The low-cost carrier saw net profit in H1 rise by 1.2% to €292.2 million and revenues jump 20% to €1.38 billion. But despite the uptick, the airline was forced to cut its full year earnings guidance to between €270 - €300 million, down from forecasts made earlier in the year of between €310 - €340 million.
‘On the back of the rising fuel price in the first half the company has trimmed second half capacity growth to 14% (previously 18%) and as a result second half yields are responding well, tracking 7% higher than last year with load factors also higher,’ Wizz Air CEO József Váradi said.
‘The operating environment in the first half was particularly challenging for all European airlines with unprecedented disruptions caused by ATC strikes, slot constraints as well as heavily congested airports,’ Váradi said.
‘These conditions also coincided with the Company’s ramp up of our new UK airline, Wizz Air UK, and an extensive delivery program of 17 aircraft in 17 weeks. Our operations are now back on track with October and November KPIs ahead of last year,’ he added.
Clearer skies ahead
The airline admitted that it has wrestled with a particularly challenging trading environment in H1 but said that it had begun to see a decent improvement in the operating landscape since the end of the summer period.

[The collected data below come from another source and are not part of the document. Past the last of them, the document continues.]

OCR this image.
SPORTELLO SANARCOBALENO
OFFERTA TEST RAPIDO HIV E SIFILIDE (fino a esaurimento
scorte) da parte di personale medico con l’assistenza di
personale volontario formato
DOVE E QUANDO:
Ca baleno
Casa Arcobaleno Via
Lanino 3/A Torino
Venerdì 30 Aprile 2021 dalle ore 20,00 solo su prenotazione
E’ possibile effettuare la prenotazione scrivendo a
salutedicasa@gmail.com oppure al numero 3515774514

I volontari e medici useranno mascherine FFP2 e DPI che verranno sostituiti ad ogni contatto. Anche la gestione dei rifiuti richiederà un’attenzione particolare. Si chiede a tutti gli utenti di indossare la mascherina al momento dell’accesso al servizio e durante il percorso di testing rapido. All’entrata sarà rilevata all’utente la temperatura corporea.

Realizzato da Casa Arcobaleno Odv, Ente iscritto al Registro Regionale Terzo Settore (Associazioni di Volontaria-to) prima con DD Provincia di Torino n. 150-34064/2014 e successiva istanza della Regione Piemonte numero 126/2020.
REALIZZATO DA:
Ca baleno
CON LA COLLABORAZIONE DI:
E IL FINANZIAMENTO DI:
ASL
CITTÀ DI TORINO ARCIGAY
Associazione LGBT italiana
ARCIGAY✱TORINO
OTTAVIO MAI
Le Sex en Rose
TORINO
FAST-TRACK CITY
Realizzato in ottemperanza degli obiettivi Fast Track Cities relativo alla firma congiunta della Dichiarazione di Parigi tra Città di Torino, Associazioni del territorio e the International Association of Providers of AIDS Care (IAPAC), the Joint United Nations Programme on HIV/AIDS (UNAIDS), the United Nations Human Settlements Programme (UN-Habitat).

The first half of the year saw the low-cost carrier cancel 251 flights because of air-traffic controller strikes and adverse weather conditions.
Wizz Air incurred an unusually high level of passenger disruption costs of €16.8 million in the first half compared to €8.6 million in the previous year.
However, the company reiterated that it has taken steps to address the level of disruptions and has started to see an improvement in performance with only 11 flights cancelled in the third quarter.
‘Wizz Air’s unique combination of an industry-leading cost base and number one position in the growing CEE market makes us a structural winner,’ Váradi said. ‘The arrival of game-changing, well-priced A321 NEO aircraft into our fleet in the fourth quarter, financed at very attractive levels, will enable Wizz Air to increase its cost advantage even further.’
‘Our ultra-low cost business model provides a significant competitive advantage in an environment of higher fuel prices.’
‘As Wizz Air continues to drive its cost base even lower and profitably stimulate traffic, this advantage allows us to capture an even greater share of our market and extend our reach,’ he added.